Descobri que se chamava Joaquim.

Joaquim estava com roupas desproporcionais ao seu corpo, de forma que a camisa deixava sua ausência de barriga de fora, as calças expunham as finas canelas, enquanto usava um tênis preto acompanhado por outro azul — seu par de tênis. Até aí, mendigo normal. O que me marcou foram os livros enfiados em uma saca azulada que ele carregava por aí. Lá havia pouco mais de doze livros que iam desde Machado até Millôr — uma pequena coleção, mas que daria banho em muita da "cultura" que existe nas mochilas e mentes do Brasil.

Após me sentar ao seu lado, comecei a questioná-lo sobre como ele possuía esse talento todo para a leitura, já que vivia longe de um lar. A minha resposta foi a seguinte: "Nem sempre vivi nas ruas. A minha vida já foi bem luxuosa em comparação a essa miserável que tenho agora. Eu tive uma esposa, uma bela esposa. Seu nome era Vanda. Nós vivíamos numa casa minúscula. Não era grande e nem bonita, mas era nossa, sabe?", eu precisei assentir com a cabeça para que ele prosseguisse. "Tudo era agradável, até que Vanda caiu doente. Levei-a ao hospital mais próximo, e descobrimos um câncer. Paguei tudo que pude por seu tratamento, mas isso não foi o suficiente para que ela resistisse. Quando se foi, eu percebi que não importava o quanto de dinheiro eu tivesse, nada poderia ter salvo minha querida Vanda."
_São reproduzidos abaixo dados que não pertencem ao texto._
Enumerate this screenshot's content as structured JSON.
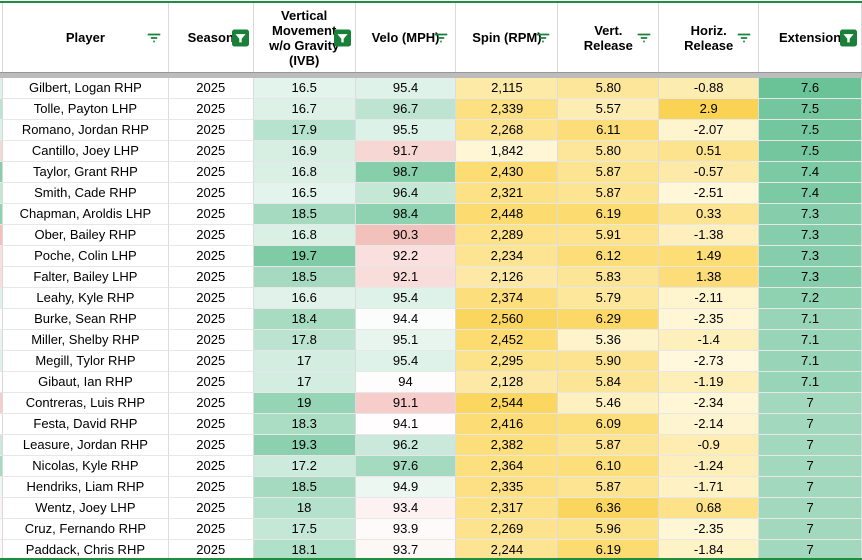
{
  "colors": {
    "accent_green": "#1e8e3e",
    "filter_icon_green": "#188038",
    "divider_gray": "#bcbcbc",
    "grid_line": "#d9d9d9",
    "scale_green": "#57bb8a",
    "scale_red": "#e67c73",
    "scale_yellow": "#fbd24f"
  },
  "table": {
    "columns": [
      {
        "id": "player",
        "label": "Player",
        "icon": "filter-lines-icon"
      },
      {
        "id": "season",
        "label": "Season",
        "icon": "filter-active-icon"
      },
      {
        "id": "ivb",
        "label": "Vertical Movement w/o Gravity (IVB)",
        "icon": "filter-active-icon"
      },
      {
        "id": "velo",
        "label": "Velo (MPH)",
        "icon": "filter-lines-icon"
      },
      {
        "id": "spin",
        "label": "Spin (RPM)",
        "icon": "filter-lines-icon"
      },
      {
        "id": "vrel",
        "label": "Vert. Release",
        "icon": "filter-lines-icon"
      },
      {
        "id": "hrel",
        "label": "Horiz. Release",
        "icon": "filter-lines-icon"
      },
      {
        "id": "ext",
        "label": "Extension",
        "icon": "filter-active-icon"
      }
    ],
    "color_scales": {
      "ivb": [
        [
          15.6,
          "#ffffff"
        ],
        [
          21.0,
          "#57bb8a"
        ]
      ],
      "velo": [
        [
          86.0,
          "#e67c73"
        ],
        [
          94.2,
          "#ffffff"
        ],
        [
          100.5,
          "#57bb8a"
        ]
      ],
      "spin": [
        [
          1700,
          "#fffceb"
        ],
        [
          2650,
          "#fbd24f"
        ]
      ],
      "vrel": [
        [
          5.05,
          "#fffceb"
        ],
        [
          6.5,
          "#fbd24f"
        ]
      ],
      "hrel": [
        [
          -3.3,
          "#fffceb"
        ],
        [
          3.1,
          "#fbd24f"
        ]
      ],
      "ext": [
        [
          6.0,
          "#ffffff"
        ],
        [
          7.8,
          "#57bb8a"
        ]
      ]
    },
    "rows": [
      {
        "player": "Gilbert, Logan RHP",
        "season": "2025",
        "ivb": "16.5",
        "velo": "95.4",
        "spin": "2,115",
        "vrel": "5.80",
        "hrel": "-0.88",
        "ext": "7.6"
      },
      {
        "player": "Tolle, Payton LHP",
        "season": "2025",
        "ivb": "16.7",
        "velo": "96.7",
        "spin": "2,339",
        "vrel": "5.57",
        "hrel": "2.9",
        "ext": "7.5"
      },
      {
        "player": "Romano, Jordan RHP",
        "season": "2025",
        "ivb": "17.9",
        "velo": "95.5",
        "spin": "2,268",
        "vrel": "6.11",
        "hrel": "-2.07",
        "ext": "7.5"
      },
      {
        "player": "Cantillo, Joey LHP",
        "season": "2025",
        "ivb": "16.9",
        "velo": "91.7",
        "spin": "1,842",
        "vrel": "5.80",
        "hrel": "0.51",
        "ext": "7.5"
      },
      {
        "player": "Taylor, Grant RHP",
        "season": "2025",
        "ivb": "16.8",
        "velo": "98.7",
        "spin": "2,430",
        "vrel": "5.87",
        "hrel": "-0.57",
        "ext": "7.4"
      },
      {
        "player": "Smith, Cade RHP",
        "season": "2025",
        "ivb": "16.5",
        "velo": "96.4",
        "spin": "2,321",
        "vrel": "5.87",
        "hrel": "-2.51",
        "ext": "7.4"
      },
      {
        "player": "Chapman, Aroldis LHP",
        "season": "2025",
        "ivb": "18.5",
        "velo": "98.4",
        "spin": "2,448",
        "vrel": "6.19",
        "hrel": "0.33",
        "ext": "7.3"
      },
      {
        "player": "Ober, Bailey RHP",
        "season": "2025",
        "ivb": "16.8",
        "velo": "90.3",
        "spin": "2,289",
        "vrel": "5.91",
        "hrel": "-1.38",
        "ext": "7.3"
      },
      {
        "player": "Poche, Colin LHP",
        "season": "2025",
        "ivb": "19.7",
        "velo": "92.2",
        "spin": "2,234",
        "vrel": "6.12",
        "hrel": "1.49",
        "ext": "7.3"
      },
      {
        "player": "Falter, Bailey LHP",
        "season": "2025",
        "ivb": "18.5",
        "velo": "92.1",
        "spin": "2,126",
        "vrel": "5.83",
        "hrel": "1.38",
        "ext": "7.3"
      },
      {
        "player": "Leahy, Kyle RHP",
        "season": "2025",
        "ivb": "16.6",
        "velo": "95.4",
        "spin": "2,374",
        "vrel": "5.79",
        "hrel": "-2.11",
        "ext": "7.2"
      },
      {
        "player": "Burke, Sean RHP",
        "season": "2025",
        "ivb": "18.4",
        "velo": "94.4",
        "spin": "2,560",
        "vrel": "6.29",
        "hrel": "-2.35",
        "ext": "7.1"
      },
      {
        "player": "Miller, Shelby RHP",
        "season": "2025",
        "ivb": "17.8",
        "velo": "95.1",
        "spin": "2,452",
        "vrel": "5.36",
        "hrel": "-1.4",
        "ext": "7.1"
      },
      {
        "player": "Megill, Tylor RHP",
        "season": "2025",
        "ivb": "17",
        "velo": "95.4",
        "spin": "2,295",
        "vrel": "5.90",
        "hrel": "-2.73",
        "ext": "7.1"
      },
      {
        "player": "Gibaut, Ian RHP",
        "season": "2025",
        "ivb": "17",
        "velo": "94",
        "spin": "2,128",
        "vrel": "5.84",
        "hrel": "-1.19",
        "ext": "7.1"
      },
      {
        "player": "Contreras, Luis RHP",
        "season": "2025",
        "ivb": "19",
        "velo": "91.1",
        "spin": "2,544",
        "vrel": "5.46",
        "hrel": "-2.34",
        "ext": "7"
      },
      {
        "player": "Festa, David RHP",
        "season": "2025",
        "ivb": "18.3",
        "velo": "94.1",
        "spin": "2,416",
        "vrel": "6.09",
        "hrel": "-2.14",
        "ext": "7"
      },
      {
        "player": "Leasure, Jordan RHP",
        "season": "2025",
        "ivb": "19.3",
        "velo": "96.2",
        "spin": "2,382",
        "vrel": "5.87",
        "hrel": "-0.9",
        "ext": "7"
      },
      {
        "player": "Nicolas, Kyle RHP",
        "season": "2025",
        "ivb": "17.2",
        "velo": "97.6",
        "spin": "2,364",
        "vrel": "6.10",
        "hrel": "-1.24",
        "ext": "7"
      },
      {
        "player": "Hendriks, Liam RHP",
        "season": "2025",
        "ivb": "18.5",
        "velo": "94.9",
        "spin": "2,335",
        "vrel": "5.87",
        "hrel": "-1.71",
        "ext": "7"
      },
      {
        "player": "Wentz, Joey LHP",
        "season": "2025",
        "ivb": "18",
        "velo": "93.4",
        "spin": "2,317",
        "vrel": "6.36",
        "hrel": "0.68",
        "ext": "7"
      },
      {
        "player": "Cruz, Fernando RHP",
        "season": "2025",
        "ivb": "17.5",
        "velo": "93.9",
        "spin": "2,269",
        "vrel": "5.96",
        "hrel": "-2.35",
        "ext": "7"
      },
      {
        "player": "Paddack, Chris RHP",
        "season": "2025",
        "ivb": "18.1",
        "velo": "93.7",
        "spin": "2,244",
        "vrel": "6.19",
        "hrel": "-1.84",
        "ext": "7"
      }
    ]
  }
}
Precisei interrompê-lo, já que eu estava com fome e precisava oferecê-lo uma refeição. Incrivelmente relutante, ele aceitou e me acompanhou até um dos restaurantes mais próximos. Após vinte minutos, dois garçons de nariz empinado e um gerente mal encarado, estávamos sentados à mesa tendo uma agradável refeição.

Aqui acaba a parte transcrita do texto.